There were no further questions from the jury. The record reflects that a little over two hours later the jury had reached its verdict. (Tr. of 12/05/01 at p. 18.) CT Page 5762

"To preserve a challenge to the jury charge, the defendant must make a written request to charge, or take exception to the jury instructions when they are given by the trial court." Murray v. Taylor,65 Conn. App. 300, 328, 782 A.2d 702, cert. denied, 258 Conn. 928,783 A.2d 1029 (2001). Here, as noted, Pierce took no exceptions to the court's instructions on the ground now raised. To the contrary, in his written request to charge, dated November 16, 2001, he specifically requested the court to read to the jury the two alternate grounds of negligence liability which he claimed. (See plaintiff's request to charge, pp. 11, 14.) Under the circumstances, the court must deem any challenge to the court's proceeding by reading the plaintiff's specifications of negligence, and the special defenses, and by not sending the pleadings into the jury deliberation room, to have been waived.

Notwithstanding this finding, the court also concludes that its exercise of its discretion in this regard was correct. As to the question of liability, this is a straightforward personal injury case. The court instructed the jury on the parties' respective claims as to negligence and the related legal principles. In this case, the parties presented a number of documentary exhibits, including medical records, for the jury to review. There was no reason to burden their deliberations with unnecessary, additional materials to pour through.

In addition, the court finds that the two notes presented by the jury do not reflect in any way that the jury was confused. In an analogous situation, our Supreme Court stated, "[t]he mere fact that a jury requests reinstruction is not unusual, especially in a situation such as this, where the charge includes a number of separate and differing degrees of crimes to be considered. We believe that, if anything, these requests demonstrate the jury's conscientiousness and not their confusion." State v. Cannon, 185 Conn. 260, 271-272, 440 A.2d 927 (1981). See also Taylor v. Winsted Memorial Hospital, Superior Court, judicial district of Litchfield at Litchfield, Docket No. 071167 (May 16, 2001, Matasavage, J.).

Pierce has not shown that prejudice or confusion infected the verdict.

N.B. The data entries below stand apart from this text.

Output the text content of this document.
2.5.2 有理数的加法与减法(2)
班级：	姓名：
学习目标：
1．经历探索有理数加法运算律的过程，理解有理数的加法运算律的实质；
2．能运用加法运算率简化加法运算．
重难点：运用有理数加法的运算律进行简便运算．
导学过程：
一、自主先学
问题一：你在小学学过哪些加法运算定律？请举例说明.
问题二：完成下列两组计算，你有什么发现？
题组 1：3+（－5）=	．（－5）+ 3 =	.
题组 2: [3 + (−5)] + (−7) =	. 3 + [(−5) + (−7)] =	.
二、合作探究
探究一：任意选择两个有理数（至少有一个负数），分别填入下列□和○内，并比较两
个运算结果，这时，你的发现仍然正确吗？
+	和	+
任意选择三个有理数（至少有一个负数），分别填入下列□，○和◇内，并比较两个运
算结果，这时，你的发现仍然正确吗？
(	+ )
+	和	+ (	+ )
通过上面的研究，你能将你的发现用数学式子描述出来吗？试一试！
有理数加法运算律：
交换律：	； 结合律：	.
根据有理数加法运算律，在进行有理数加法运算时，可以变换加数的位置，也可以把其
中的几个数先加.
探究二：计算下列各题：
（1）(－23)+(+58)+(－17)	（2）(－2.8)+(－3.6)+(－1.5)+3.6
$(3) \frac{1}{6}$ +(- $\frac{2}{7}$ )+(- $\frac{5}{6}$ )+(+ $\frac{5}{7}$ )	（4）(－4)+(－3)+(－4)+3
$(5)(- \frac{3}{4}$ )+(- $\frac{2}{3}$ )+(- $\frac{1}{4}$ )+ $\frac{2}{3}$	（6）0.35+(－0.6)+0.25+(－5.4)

The jury's finding in favor of Fales is supported by and is not against the evidence which was presented at trial. There was an ample evidentiary basis for the jury's verdict. Likewise, the verdict was not contrary to law.

CONCLUSION Accordingly, the motion to set aside the verdict and for a new trial is denied. Judgment may enter on the verdict in favor of the defendant. It CT Page 5763 is so ordered.